Yes, that was my original choice. I changed it to BOOST_DEBUG for two
1. That's the way it was in the existing (undocumented)
2. Experienced C/C++ programmers already know to define NDEBUG for
optimized code, but unless they read the documentation for Boost Assert,
they won't know to define BOOST_NDEBUG. Now consider someone who is just
using one of the Boost libraries, but not Boost Assert. If that library
uses Boost Assert (as it should), it will take a performance hit when
BOOST_NDEBUG is not defined. The user won't know why this is happening,
as he will have had no reason to read the Boost Assert documentation.
I suppose one option would be to have a READ THIS FIRST section in the
documentation, that users should read regardless of which library(ies)
they intend to use.
> 2. failed_exception can be safely derived from std::exception. Unlike
> std::logic_error, it does not use std::string.

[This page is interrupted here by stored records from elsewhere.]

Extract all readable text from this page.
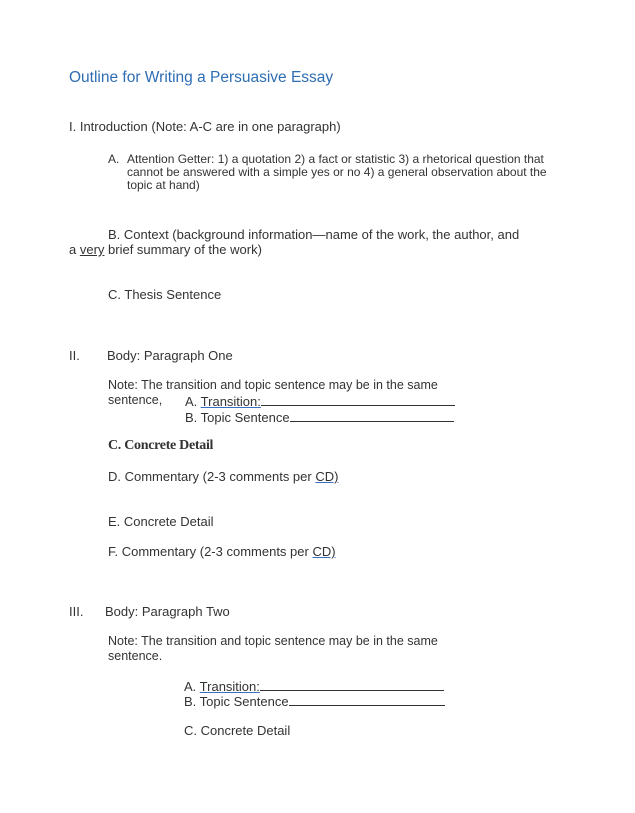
Outline for Writing a Persuasive Essay
I. Introduction (Note: A-C are in one paragraph)
A. Attention Getter: 1) a quotation 2) a fact or statistic 3) a rhetorical question that
cannot be answered with a simple yes or no 4) a general observation about the
topic at hand)
B. Context (background information—name of the work, the author, and
a very brief summary of the work)
C. Thesis Sentence
II. Body: Paragraph One
Note: The transition and topic sentence may be in the same
sentence, A. Transition:
B. Topic Sentence
C. Concrete Detail
D. Commentary (2-3 comments per CD)
E. Concrete Detail
F. Commentary (2-3 comments per CD)
III. Body: Paragraph Two
Note: The transition and topic sentence may be in the same
sentence.
A. Transition:
B. Topic Sentence
C. Concrete Detail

> 3. Docs for BOOST_ASSERT say
> 'Otherwise, if user has already provided a definition for BOOST_ASSERT,
> the definition is left unchanged.
> Is this accurate? If user has provided its own definition for BOOST_ASSERT,
> then calling the BOOST_ASSERT macro will do what user coded. You must
> mean that if there's BOOST_ASSERT defined then <boost/assert.hpp> won't
> change that definition.
That's what I thought I said. I guess my wording was unclear.